Blair issued a rallying cry amid signs of public unease over the air campaign against Afghanistan, saying evidence linking Usama bin Laden to the Sept. 11 terror attacks on the United States was "a flood confirming guilt." Bin Laden's Al Qaeda group and the Taliban regime in Afghanistan are "virtually a merged organization," he said.

"We have a group of people in Afghanistan who are the sworn enemies of everything that the civilized world stands for, who have killed once on a vast scale and will kill again unless stopped," Blair told the Welsh Assembly in Cardiff before leaving on a diplomatic tour of the Middle East.

Blair's tour, shrouded in secrecy due to security concerns, came as British Foreign Secretary Jack Straw was to hold talks in Warsaw, Poland, and Moscow later this week on the global situation.

While a majority of Americans and Britons still back the war, opinion polls have shown a dip in support amid reports of stray U.S. bombs killing Afghan civilians. Islamic countries have also warned that Muslim support could wane if the war is continued through the holy month of Ramadan, which begins in mid-November.

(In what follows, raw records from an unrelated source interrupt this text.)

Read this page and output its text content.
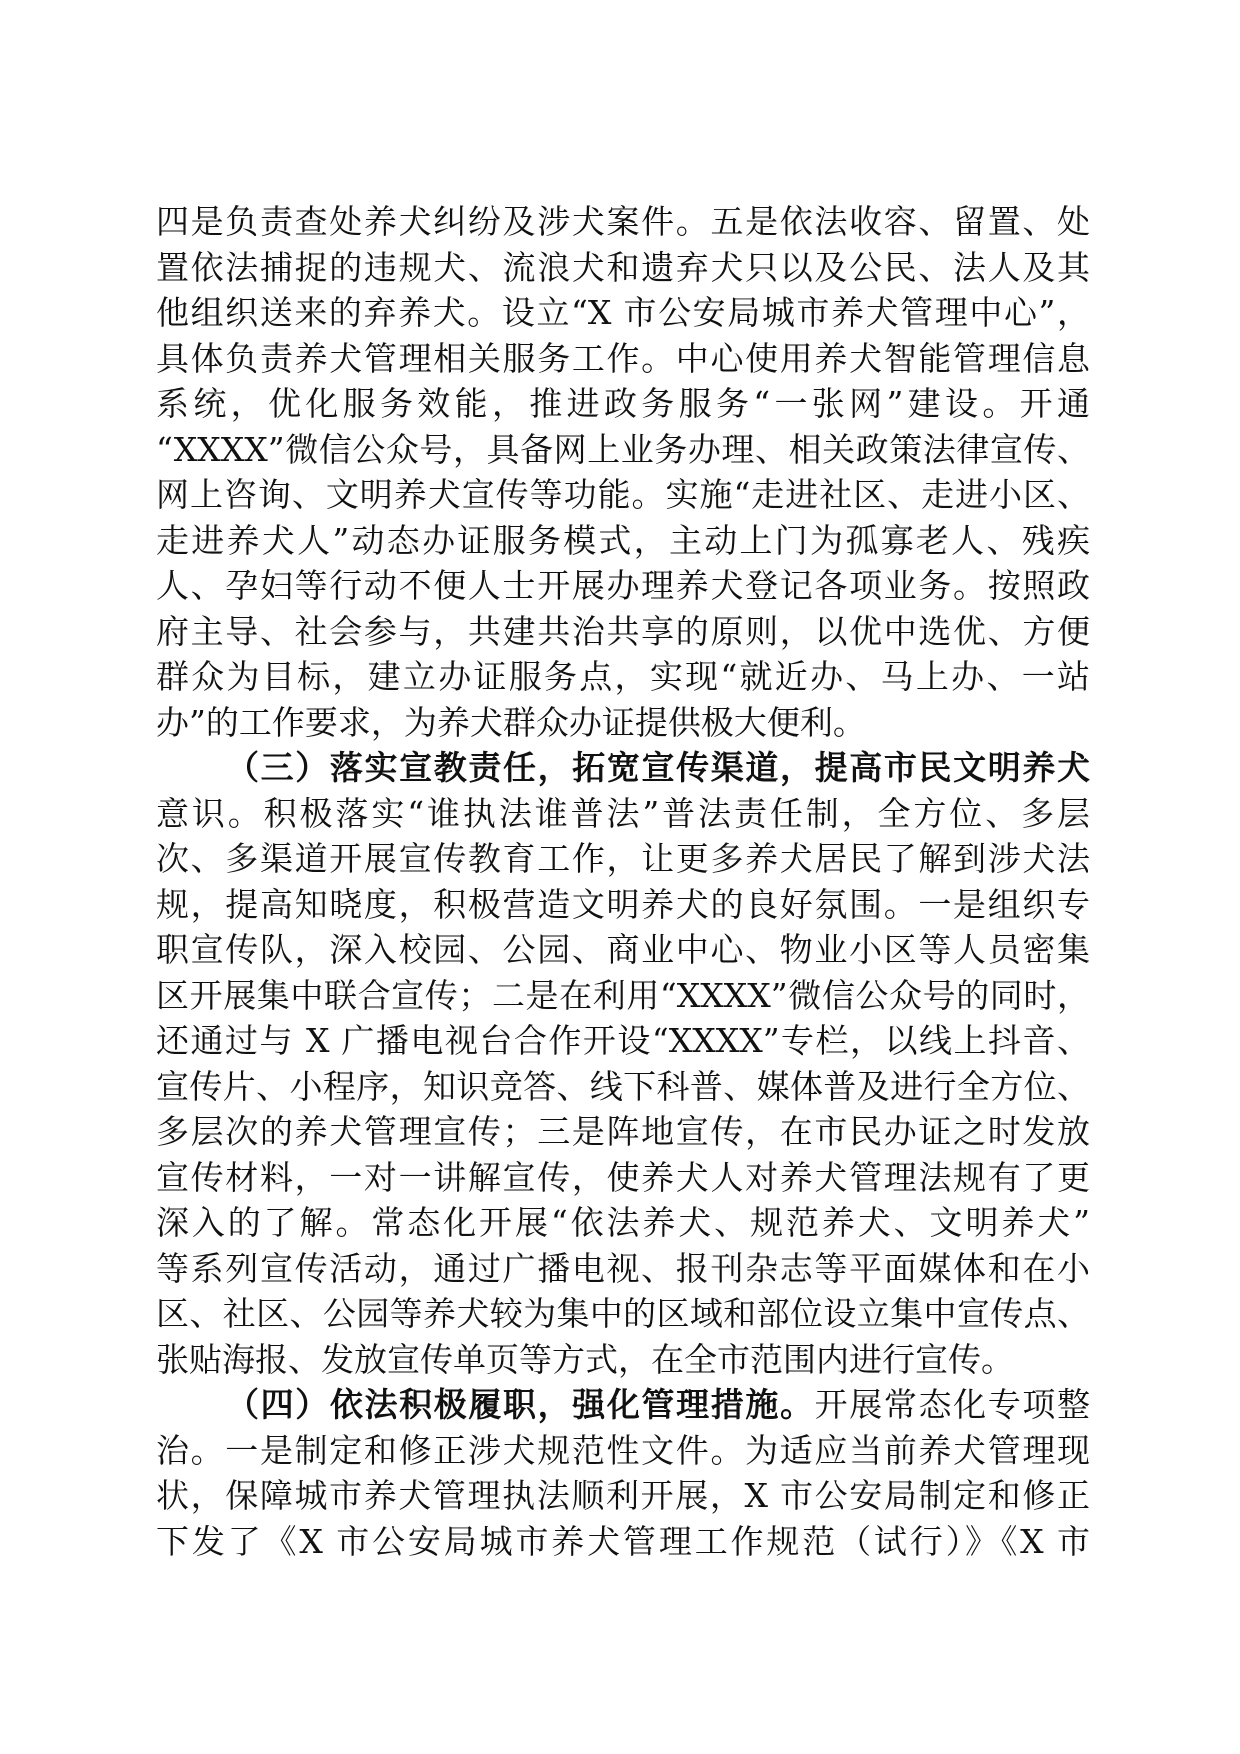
四是负责查处养犬纠纷及涉犬案件。五是依法收容、留置、处
置依法捕捉的违规犬、流浪犬和遗弃犬只以及公民、法人及其
他组织送来的弃养犬。设立“X 市公安局城市养犬管理中心”，
具体负责养犬管理相关服务工作。中心使用养犬智能管理信息
系统，优化服务效能，推进政务服务“一张网”建设。开通
“XXXX”微信公众号，具备网上业务办理、相关政策法律宣传、
网上咨询、文明养犬宣传等功能。实施“走进社区、走进小区、
走进养犬人”动态办证服务模式，主动上门为孤寡老人、残疾
人、孕妇等行动不便人士开展办理养犬登记各项业务。按照政
府主导、社会参与，共建共治共享的原则，以优中选优、方便
群众为目标，建立办证服务点，实现“就近办、马上办、一站
办”的工作要求，为养犬群众办证提供极大便利。
（三）落实宣教责任，拓宽宣传渠道，提高市民文明养犬
意识。积极落实“谁执法谁普法”普法责任制，全方位、多层
次、多渠道开展宣传教育工作，让更多养犬居民了解到涉犬法
规，提高知晓度，积极营造文明养犬的良好氛围。一是组织专
职宣传队，深入校园、公园、商业中心、物业小区等人员密集
区开展集中联合宣传；二是在利用“XXXX”微信公众号的同时，
还通过与 X 广播电视台合作开设“XXXX”专栏，以线上抖音、
宣传片、小程序，知识竞答、线下科普、媒体普及进行全方位、
多层次的养犬管理宣传；三是阵地宣传，在市民办证之时发放
宣传材料，一对一讲解宣传，使养犬人对养犬管理法规有了更
深入的了解。常态化开展“依法养犬、规范养犬、文明养犬”
等系列宣传活动，通过广播电视、报刊杂志等平面媒体和在小
区、社区、公园等养犬较为集中的区域和部位设立集中宣传点、
张贴海报、发放宣传单页等方式，在全市范围内进行宣传。
（四）依法积极履职，强化管理措施。开展常态化专项整
治。一是制定和修正涉犬规范性文件。为适应当前养犬管理现
状，保障城市养犬管理执法顺利开展，X 市公安局制定和修正
下发了《X 市公安局城市养犬管理工作规范（试行）》《X 市
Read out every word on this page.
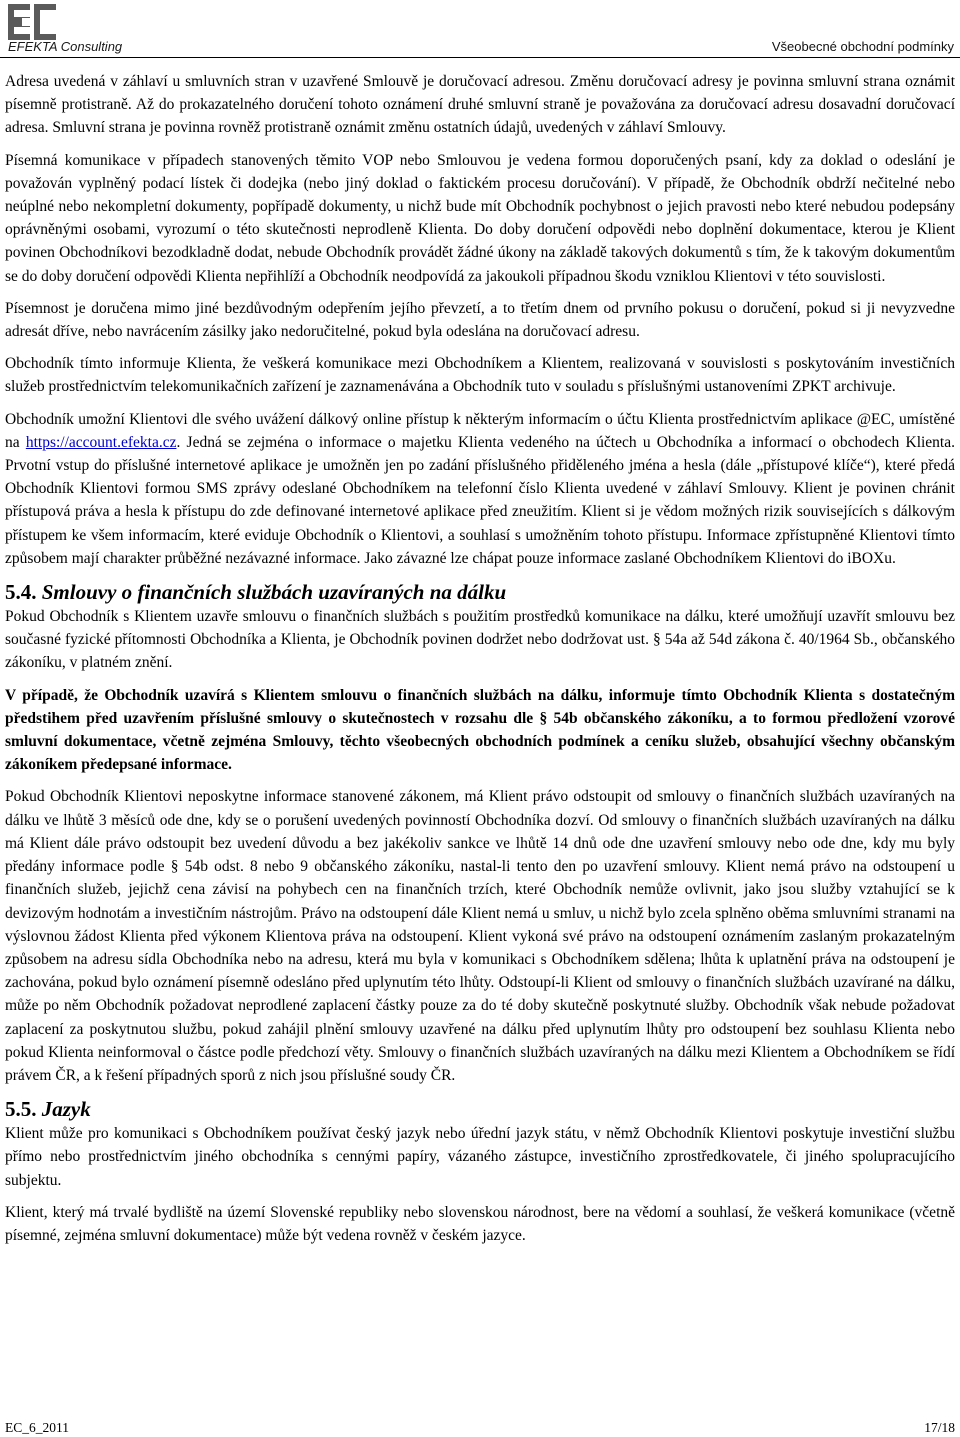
EFEKTA Consulting	Všeobecné obchodní podmínky

Adresa uvedená v záhlaví u smluvních stran v uzavřené Smlouvě je doručovací adresou. Změnu doručovací adresy je povinna smluvní strana oznámit písemně protistraně. Až do prokazatelného doručení tohoto oznámení druhé smluvní straně je považována za doručovací adresu dosavadní doručovací adresa. Smluvní strana je povinna rovněž protistraně oznámit změnu ostatních údajů, uvedených v záhlaví Smlouvy.

Písemná komunikace v případech stanovených těmito VOP nebo Smlouvou je vedena formou doporučených psaní, kdy za doklad o odeslání je považován vyplněný podací lístek či dodejka (nebo jiný doklad o faktickém procesu doručování). V případě, že Obchodník obdrží nečitelné nebo neúplné nebo nekompletní dokumenty, popřípadě dokumenty, u nichž bude mít Obchodník pochybnost o jejich pravosti nebo které nebudou podepsány oprávněnými osobami, vyrozumí o této skutečnosti neprodleně Klienta. Do doby doručení odpovědi nebo doplnění dokumentace, kterou je Klient povinen Obchodníkovi bezodkladně dodat, nebude Obchodník provádět žádné úkony na základě takových dokumentů s tím, že k takovým dokumentům se do doby doručení odpovědi Klienta nepřihlíží a Obchodník neodpovídá za jakoukoli případnou škodu vzniklou Klientovi v této souvislosti.

Písemnost je doručena mimo jiné bezdůvodným odepřením jejího převzetí, a to třetím dnem od prvního pokusu o doručení, pokud si ji nevyzvedne adresát dříve, nebo navrácením zásilky jako nedoručitelné, pokud byla odeslána na doručovací adresu.

Obchodník tímto informuje Klienta, že veškerá komunikace mezi Obchodníkem a Klientem, realizovaná v souvislosti s poskytováním investičních služeb prostřednictvím telekomunikačních zařízení je zaznamenávána a Obchodník tuto v souladu s příslušnými ustanoveními ZPKT archivuje.

Obchodník umožní Klientovi dle svého uvážení dálkový online přístup k některým informacím o účtu Klienta prostřednictvím aplikace @EC, umístěné na https://account.efekta.cz. Jedná se zejména o informace o majetku Klienta vedeného na účtech u Obchodníka a informací o obchodech Klienta. Prvotní vstup do příslušné internetové aplikace je umožněn jen po zadání příslušného přiděleného jména a hesla (dále „přístupové klíče“), které předá Obchodník Klientovi formou SMS zprávy odeslané Obchodníkem na telefonní číslo Klienta uvedené v záhlaví Smlouvy. Klient je povinen chránit přístupová práva a hesla k přístupu do zde definované internetové aplikace před zneužitím. Klient si je vědom možných rizik souvisejících s dálkovým přístupem ke všem informacím, které eviduje Obchodník o Klientovi, a souhlasí s umožněním tohoto přístupu. Informace zpřístupněné Klientovi tímto způsobem mají charakter průběžné nezávazné informace. Jako závazné lze chápat pouze informace zaslané Obchodníkem Klientovi do iBOXu.

5.4. Smlouvy o finančních službách uzavíraných na dálku

Pokud Obchodník s Klientem uzavře smlouvu o finančních službách s použitím prostředků komunikace na dálku, které umožňují uzavřít smlouvu bez současné fyzické přítomnosti Obchodníka a Klienta, je Obchodník povinen dodržet nebo dodržovat ust. § 54a až 54d zákona č. 40/1964 Sb., občanského zákoníku, v platném znění.

V případě, že Obchodník uzavírá s Klientem smlouvu o finančních službách na dálku, informuje tímto Obchodník Klienta s dostatečným předstihem před uzavřením příslušné smlouvy o skutečnostech v rozsahu dle § 54b občanského zákoníku, a to formou předložení vzorové smluvní dokumentace, včetně zejména Smlouvy, těchto všeobecných obchodních podmínek a ceníku služeb, obsahující všechny občanským zákoníkem předepsané informace.

Pokud Obchodník Klientovi neposkytne informace stanovené zákonem, má Klient právo odstoupit od smlouvy o finančních službách uzavíraných na dálku ve lhůtě 3 měsíců ode dne, kdy se o porušení uvedených povinností Obchodníka dozví. Od smlouvy o finančních službách uzavíraných na dálku má Klient dále právo odstoupit bez uvedení důvodu a bez jakékoliv sankce ve lhůtě 14 dnů ode dne uzavření smlouvy nebo ode dne, kdy mu byly předány informace podle § 54b odst. 8 nebo 9 občanského zákoníku, nastal-li tento den po uzavření smlouvy. Klient nemá právo na odstoupení u finančních služeb, jejichž cena závisí na pohybech cen na finančních trzích, které Obchodník nemůže ovlivnit, jako jsou služby vztahující se k devizovým hodnotám a investičním nástrojům. Právo na odstoupení dále Klient nemá u smluv, u nichž bylo zcela splněno oběma smluvními stranami na výslovnou žádost Klienta před výkonem Klientova práva na odstoupení. Klient vykoná své právo na odstoupení oznámením zaslaným prokazatelným způsobem na adresu sídla Obchodníka nebo na adresu, která mu byla v komunikaci s Obchodníkem sdělena; lhůta k uplatnění práva na odstoupení je zachována, pokud bylo oznámení písemně odesláno před uplynutím této lhůty. Odstoupí-li Klient od smlouvy o finančních službách uzavírané na dálku, může po něm Obchodník požadovat neprodlené zaplacení částky pouze za do té doby skutečně poskytnuté služby. Obchodník však nebude požadovat zaplacení za poskytnutou službu, pokud zahájil plnění smlouvy uzavřené na dálku před uplynutím lhůty pro odstoupení bez souhlasu Klienta nebo pokud Klienta neinformoval o částce podle předchozí věty. Smlouvy o finančních službách uzavíraných na dálku mezi Klientem a Obchodníkem se řídí právem ČR, a k řešení případných sporů z nich jsou příslušné soudy ČR.

5.5. Jazyk

Klient může pro komunikaci s Obchodníkem používat český jazyk nebo úřední jazyk státu, v němž Obchodník Klientovi poskytuje investiční službu přímo nebo prostřednictvím jiného obchodníka s cennými papíry, vázaného zástupce, investičního zprostředkovatele, či jiného spolupracujícího subjektu.

Klient, který má trvalé bydliště na území Slovenské republiky nebo slovenskou národnost, bere na vědomí a souhlasí, že veškerá komunikace (včetně písemné, zejména smluvní dokumentace) může být vedena rovněž v českém jazyce.

EC_6_2011	17/18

Blair acknowledged public concerns over civilian deaths, the plight of refugees as winter approaches and what will happen after the conflict is over.

"All these concerns deserve to be answered," he said. "No one who raises doubts is an appeaser or a faint heart. We are a democracy, strong enough to have doubts raised even at a time of war, and wise enough, I hope, to be able to respond to them."

But he said the scale of the attacks on New York and Washington, and the thousands of civilian deaths they caused, must not be forgotten as airstrikes enter a fourth week. The Taliban are legitimate targets, he said, and the body of evidence linking the terror attacks to bin Laden and his al-Qaida network is now overwhelming.

"The intelligence evidence, a flow when I first drew attention to it on the third of October, is now a flood confirming guilt," Blair said, in reference to a dossier of evidence his office released more than three weeks ago.

Blair said a failure of resolve among allied governments and their citizens was the only thing that could lose the war.

"They have one hope," he said. "That we are somehow decadent, that we lack the moral fiber or will or courage to take them on; that we might begin, but we won't finish; that we will start then falter; that when the first setbacks occur, that we will lose our nerve. And they are wrong."

Blair warned that Al Qaeda intends to commit further attacks. His spokesman said later that the FBI's statement Monday that terrorists could soon strike the United States or abroad did not signal an imminent attack on Britain.